Still, the House transportation finance chairman said, "it is going to keep rural and metro transit operating." The House passed the bill by Rep. Bernie Lieder, DFL-Crookston, 86-45 after about two hours of Saturday debate.
The measure chops $8.4 million from transit funding, both for the Twin Cities and greater Minnesota, for the next two years. Smaller cuts were handed other transportation and public safety programs.
The cuts only are from the general fund, supported by state tax dollars. Other transportation revenues have been less affected by the current recession
Also included in the bill is a provision promoted by Rep. Tom Rukavina, DFL-Virginia, to allow drivers to temporarily exceed speed limit to pass a vehicle in 55 mph zone.

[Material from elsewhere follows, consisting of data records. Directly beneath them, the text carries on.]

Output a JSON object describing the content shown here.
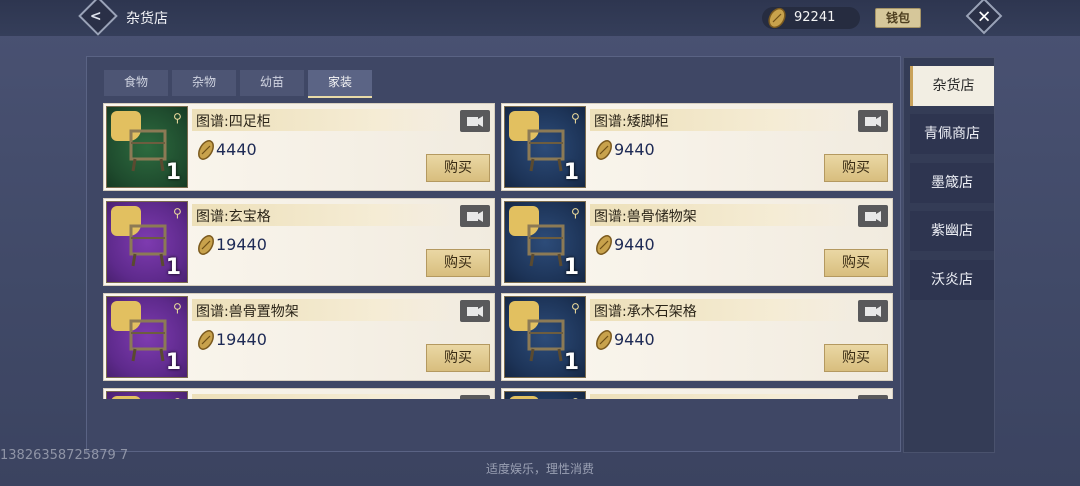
{
  "header": {
    "title": "杂货店",
    "currency_amount": "92241",
    "wallet_label": "钱包"
  },
  "tabs": [
    {
      "label": "食物",
      "active": false
    },
    {
      "label": "杂物",
      "active": false
    },
    {
      "label": "幼苗",
      "active": false
    },
    {
      "label": "家装",
      "active": true
    }
  ],
  "items": [
    {
      "name": "图谱:四足柜",
      "price": "4440",
      "qty": "1",
      "buy_label": "购买",
      "thumb_color": "green"
    },
    {
      "name": "图谱:矮脚柜",
      "price": "9440",
      "qty": "1",
      "buy_label": "购买",
      "thumb_color": "blue"
    },
    {
      "name": "图谱:玄宝格",
      "price": "19440",
      "qty": "1",
      "buy_label": "购买",
      "thumb_color": "purple"
    },
    {
      "name": "图谱:兽骨储物架",
      "price": "9440",
      "qty": "1",
      "buy_label": "购买",
      "thumb_color": "blue"
    },
    {
      "name": "图谱:兽骨置物架",
      "price": "19440",
      "qty": "1",
      "buy_label": "购买",
      "thumb_color": "purple"
    },
    {
      "name": "图谱:承木石架格",
      "price": "9440",
      "qty": "1",
      "buy_label": "购买",
      "thumb_color": "blue"
    },
    {
      "name": "",
      "price": "",
      "qty": "",
      "buy_label": "",
      "thumb_color": "purple"
    },
    {
      "name": "",
      "price": "",
      "qty": "",
      "buy_label": "",
      "thumb_color": "blue"
    }
  ],
  "sidebar": [
    {
      "label": "杂货店",
      "active": true
    },
    {
      "label": "青佩商店",
      "active": false
    },
    {
      "label": "墨箴店",
      "active": false
    },
    {
      "label": "紫幽店",
      "active": false
    },
    {
      "label": "沃炎店",
      "active": false
    }
  ],
  "watermark": "13826358725879 7",
  "footer_note": "适度娱乐，理性消费",
  "colors": {
    "accent_gold": "#d6c79a",
    "bg": "#4a5273",
    "price_text": "#1e2a55"
  }
}
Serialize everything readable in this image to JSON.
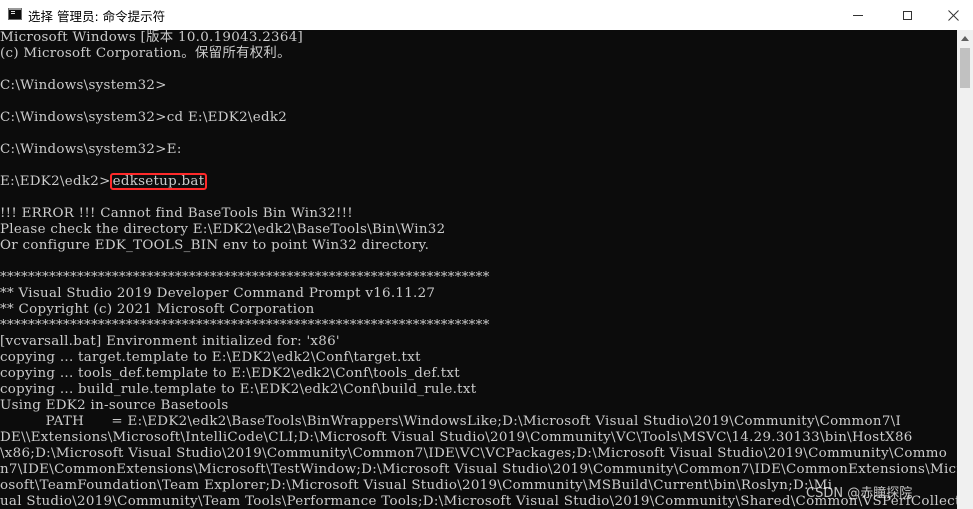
{
  "window": {
    "title": "选择 管理员: 命令提示符"
  },
  "console": {
    "lines": [
      {
        "text": "Microsoft Windows [版本 10.0.19043.2364]"
      },
      {
        "text": "(c) Microsoft Corporation。保留所有权利。"
      },
      {
        "text": ""
      },
      {
        "text": "C:\\Windows\\system32>"
      },
      {
        "text": ""
      },
      {
        "text": "C:\\Windows\\system32>cd E:\\EDK2\\edk2"
      },
      {
        "text": ""
      },
      {
        "text": "C:\\Windows\\system32>E:"
      },
      {
        "text": ""
      },
      {
        "text": "E:\\EDK2\\edk2>",
        "highlight": "edksetup.bat"
      },
      {
        "text": ""
      },
      {
        "text": "!!! ERROR !!! Cannot find BaseTools Bin Win32!!!"
      },
      {
        "text": "Please check the directory E:\\EDK2\\edk2\\BaseTools\\Bin\\Win32"
      },
      {
        "text": "Or configure EDK_TOOLS_BIN env to point Win32 directory."
      },
      {
        "text": ""
      },
      {
        "text": "**********************************************************************"
      },
      {
        "text": "** Visual Studio 2019 Developer Command Prompt v16.11.27"
      },
      {
        "text": "** Copyright (c) 2021 Microsoft Corporation"
      },
      {
        "text": "**********************************************************************"
      },
      {
        "text": "[vcvarsall.bat] Environment initialized for: 'x86'"
      },
      {
        "text": "copying ... target.template to E:\\EDK2\\edk2\\Conf\\target.txt"
      },
      {
        "text": "copying ... tools_def.template to E:\\EDK2\\edk2\\Conf\\tools_def.txt"
      },
      {
        "text": "copying ... build_rule.template to E:\\EDK2\\edk2\\Conf\\build_rule.txt"
      },
      {
        "text": "Using EDK2 in-source Basetools"
      },
      {
        "text": "          PATH      = E:\\EDK2\\edk2\\BaseTools\\BinWrappers\\WindowsLike;D:\\Microsoft Visual Studio\\2019\\Community\\Common7\\I"
      },
      {
        "text": "DE\\\\Extensions\\Microsoft\\IntelliCode\\CLI;D:\\Microsoft Visual Studio\\2019\\Community\\VC\\Tools\\MSVC\\14.29.30133\\bin\\HostX86"
      },
      {
        "text": "\\x86;D:\\Microsoft Visual Studio\\2019\\Community\\Common7\\IDE\\VC\\VCPackages;D:\\Microsoft Visual Studio\\2019\\Community\\Commo"
      },
      {
        "text": "n7\\IDE\\CommonExtensions\\Microsoft\\TestWindow;D:\\Microsoft Visual Studio\\2019\\Community\\Common7\\IDE\\CommonExtensions\\Micr"
      },
      {
        "text": "osoft\\TeamFoundation\\Team Explorer;D:\\Microsoft Visual Studio\\2019\\Community\\MSBuild\\Current\\bin\\Roslyn;D:\\Mi"
      },
      {
        "text": "ual Studio\\2019\\Community\\Team Tools\\Performance Tools;D:\\Microsoft Visual Studio\\2019\\Community\\Shared\\Common\\VSPerfCollectionTools\\vs"
      }
    ]
  },
  "watermark": "CSDN @赤瞳探院",
  "colors": {
    "console_bg": "#0c0c0c",
    "console_fg": "#cccccc",
    "highlight_border": "#ff2a2a"
  }
}
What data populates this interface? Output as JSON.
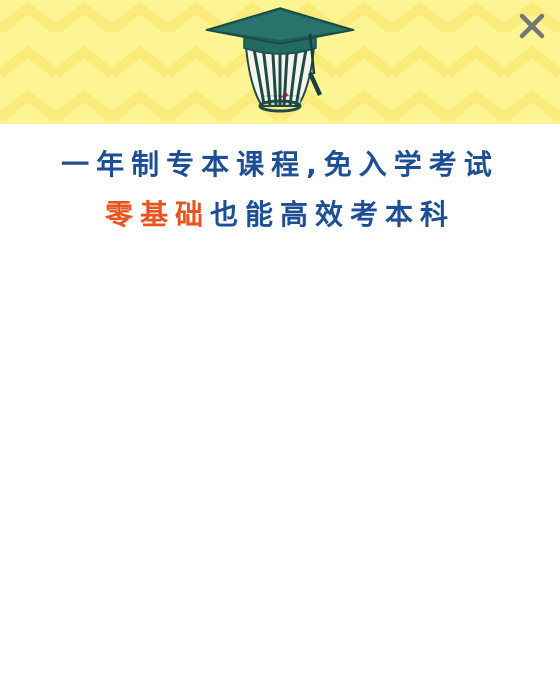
{
  "banner": {
    "background_color": "#fdf593",
    "icon": "graduation-cap-icon"
  },
  "close_button": {
    "icon": "close-icon",
    "symbol": "×"
  },
  "headline": {
    "line1": "一年制专本课程,免入学考试",
    "line2_highlight": "零基础",
    "line2_rest": "也能高效考本科",
    "color": "#1d4f94",
    "highlight_color": "#e8541e"
  }
}
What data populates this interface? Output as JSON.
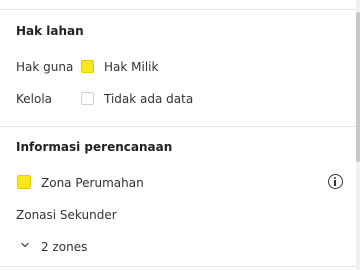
{
  "land_rights": {
    "title": "Hak lahan",
    "rows": [
      {
        "label": "Hak guna",
        "value": "Hak Milik",
        "swatch": "yellow"
      },
      {
        "label": "Kelola",
        "value": "Tidak ada data",
        "swatch": "empty"
      }
    ]
  },
  "planning": {
    "title": "Informasi perencanaan",
    "zone_label": "Zona Perumahan",
    "zone_swatch": "yellow",
    "info_icon": "info-circle-icon",
    "secondary_title": "Zonasi Sekunder",
    "zones_toggle_label": "2 zones",
    "zones_toggle_icon": "chevron-down-icon"
  },
  "colors": {
    "zone_yellow": "#fbe618",
    "divider": "#e4e4e4",
    "text": "#222222"
  }
}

Rep. Tina Liebling, DFL-Rochester, tried to pull the Rukavina provision, saying it "encourages drivers to drive faster and faster."
However, Rukavina counted, allowing the faster passing speeds is safer than a line of cars building up behind a slow-moving vehicle.
The measure also funds a Minnesota Department of Transportation office to oversee passenger rail service throughout the state.
Senators decided on Saturday that it is fine if people drink alcohol in state rest areas, but then decided to take a rest and rethink its decision later.
On a 26-25 vote, they took a provision out of a bill that would have made it a crime to drink in state rest areas. The bill, which would make it illegal to dump household or commercial trash in rest areas or to not properly dispose of trash, was postponed because not enough senators were in the Capitol Saturday.
Bill sponsor Sen. Tony Lourey, DFL-Kerrick, said that he does not understand the problem with outlawing drinking in rest areas.
The Minnesota Department of Transportation asked Lourey to sponsor the bill, including banning drinking. No one complained about the provision when committees debated the bill in the past few weeks.
But Sen. Dick Day, R-Owatonna, said he sees no difference between drinking in a park and a rest area, and drinking generally is allowed in parks.
Sen. Tarryl Clark, DFL-St. Cloud, said there is a question about whether some facilities that serve as both rest areas and parks would fall under the bill.
Clark, assistant Senate majority leader, said the bill will be discussed again when more senators are in the chamber.
Dilly of a day
Most representatives attended a rare Saturday session, but a casual observer would have wondered about that early in the afternoon.
The House chamber was all but cleared out at one point. Representatives mostly were in a back room eating Dilly Bars, a once-a-year treat that lawmakers enjoy.
Earlier in the week, representatives shared cheese, Swan's ice cream and gooey rolls.
A public works measure, known as the bonding will, remains in dispute.
Sen. Keith Langseth, DFL-Glyndon, Saturday said the committee he heads and one from the House cannot agree on how much to spend. Senators prefer borrowing more money for public works projects around the state than the House would like.